We didn’t have much, but what we did have, was a community. You never used to lock your door. If you wanted something, you would go and bang on someone’s door. ‘Shops are shut. Can I have some of your sugar?’ And they would give you their last bit of sugar, even if it would leave them short. If you knocked on the door of an apartment in Mayfair in London they would phone the police!

This sense of community meant it was also a very happy time, because some of the best parties could be found in the East End. They would be at my aunties’, my uncle’s and at my flat. Probably after someone had won on the horses or at the bingo. I remember one party in our flat because they were playing Rod Stewart music loud enough for the whole of the estate to hear. I shouted up at my mum from our backyard.

‘Mum, I’m starving, can you throw me a piece of bread and jam?’

She popped her head out the window, disappeared and a few minutes later a jam sandwich, wrapped in foil, came hurtling down. I gobbled it up and then carried on playing with my friends from the neighbourhood. I was dancing around, pretending to be like the grown-ups. I was very tall and skinny for my age with long, dark-blonde hair.

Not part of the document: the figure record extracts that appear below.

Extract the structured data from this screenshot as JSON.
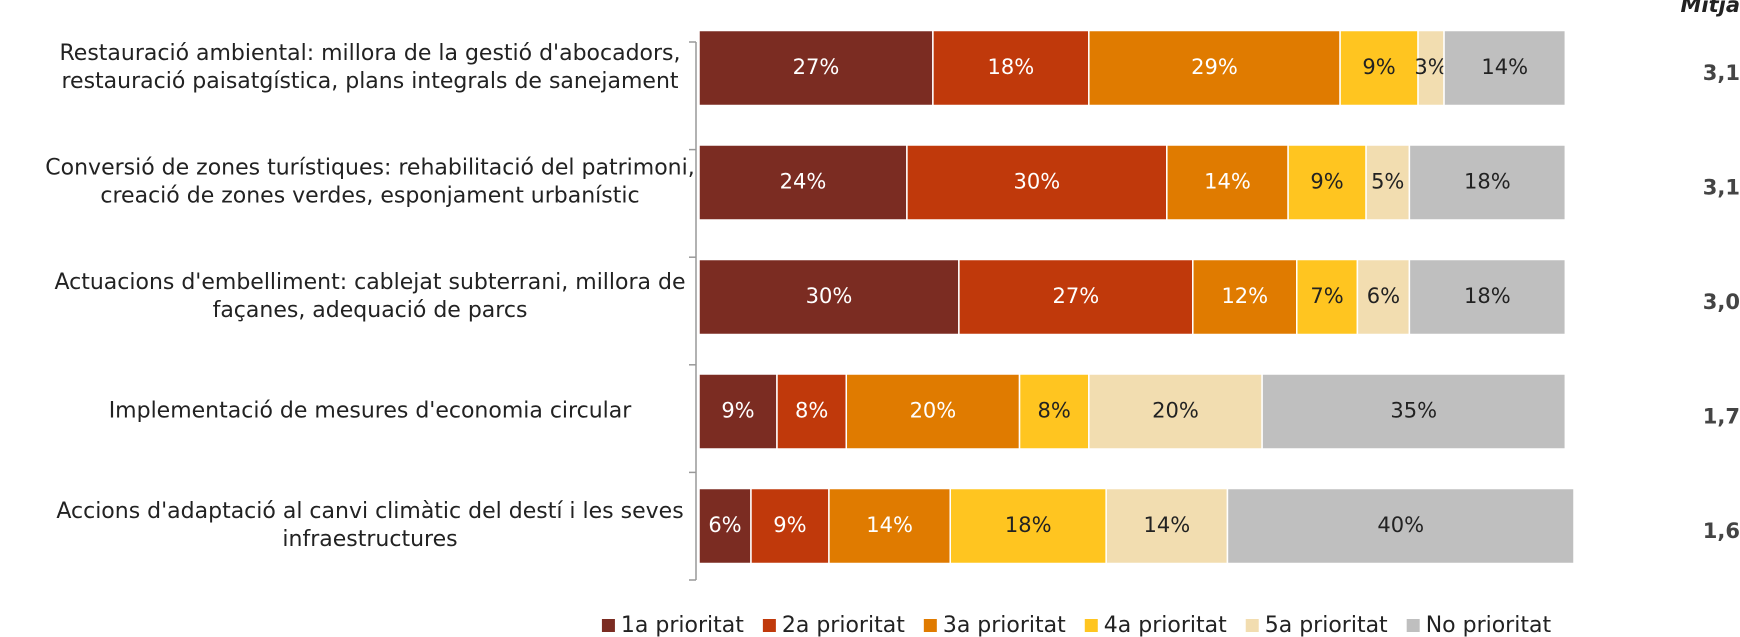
{
  "chart_data": {
    "type": "stacked-barh",
    "categories": [
      "Restauració ambiental: millora de la gestió d'abocadors, restauració paisatgística, plans integrals de sanejament",
      "Conversió de zones turístiques: rehabilitació del patrimoni, creació de zones verdes, esponjament urbanístic",
      "Actuacions d'embelliment: cablejat subterrani, millora de façanes, adequació de parcs",
      "Implementació de mesures d'economia circular",
      "Accions d'adaptació al canvi climàtic del destí i les seves infraestructures"
    ],
    "series": [
      {
        "name": "1a prioritat",
        "color": "#7b2c22",
        "values": [
          27,
          24,
          30,
          9,
          6
        ],
        "value_labels": [
          "27%",
          "24%",
          "30%",
          "9%",
          "6%"
        ]
      },
      {
        "name": "2a prioritat",
        "color": "#c0390b",
        "values": [
          18,
          30,
          27,
          8,
          9
        ],
        "value_labels": [
          "18%",
          "30%",
          "27%",
          "8%",
          "9%"
        ]
      },
      {
        "name": "3a prioritat",
        "color": "#e07b00",
        "values": [
          29,
          14,
          12,
          20,
          14
        ],
        "value_labels": [
          "29%",
          "14%",
          "12%",
          "20%",
          "14%"
        ]
      },
      {
        "name": "4a prioritat",
        "color": "#ffc520",
        "values": [
          9,
          9,
          7,
          8,
          18
        ],
        "value_labels": [
          "9%",
          "9%",
          "7%",
          "8%",
          "18%"
        ]
      },
      {
        "name": "5a prioritat",
        "color": "#f2ddb0",
        "values": [
          3,
          5,
          6,
          20,
          14
        ],
        "value_labels": [
          "3%",
          "5%",
          "6%",
          "20%",
          "14%"
        ]
      },
      {
        "name": "No prioritat",
        "color": "#bfbfbf",
        "values": [
          14,
          18,
          18,
          35,
          40
        ],
        "value_labels": [
          "14%",
          "18%",
          "18%",
          "35%",
          "40%"
        ]
      }
    ],
    "mean": {
      "title": "Mitja",
      "values": [
        3.1,
        3.1,
        3.0,
        1.7,
        1.6
      ],
      "value_labels": [
        "3,1",
        "3,1",
        "3,0",
        "1,7",
        "1,6"
      ]
    }
  }
}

When everyone had left I sat on my mum’s knee and cuddled into her. Her warmth would spread over me like a blanket.

That was one of my last happy memories.

I was seven when Dad started limping. Family and friends used to think he was drunk but I knew immediately that something was seriously wrong. The doctors thought Dad had cancer and he had to go back and forth to the hospital to have tumours removed. Every time Dad came home his limp was worse and he looked in even more pain. He tried to hide his suffering from me, but the agony was etched into his face. Mum would cry all the time and I would listen to her sobbing from my little bedroom. I felt utterly helpless. Every night I would hug my pillow and quietly cry myself to sleep, thinking my dad wouldn’t be alive in the morning. Some nights I would lie awake for hours, craning my ear against the door to listen out for my dad’s breathing.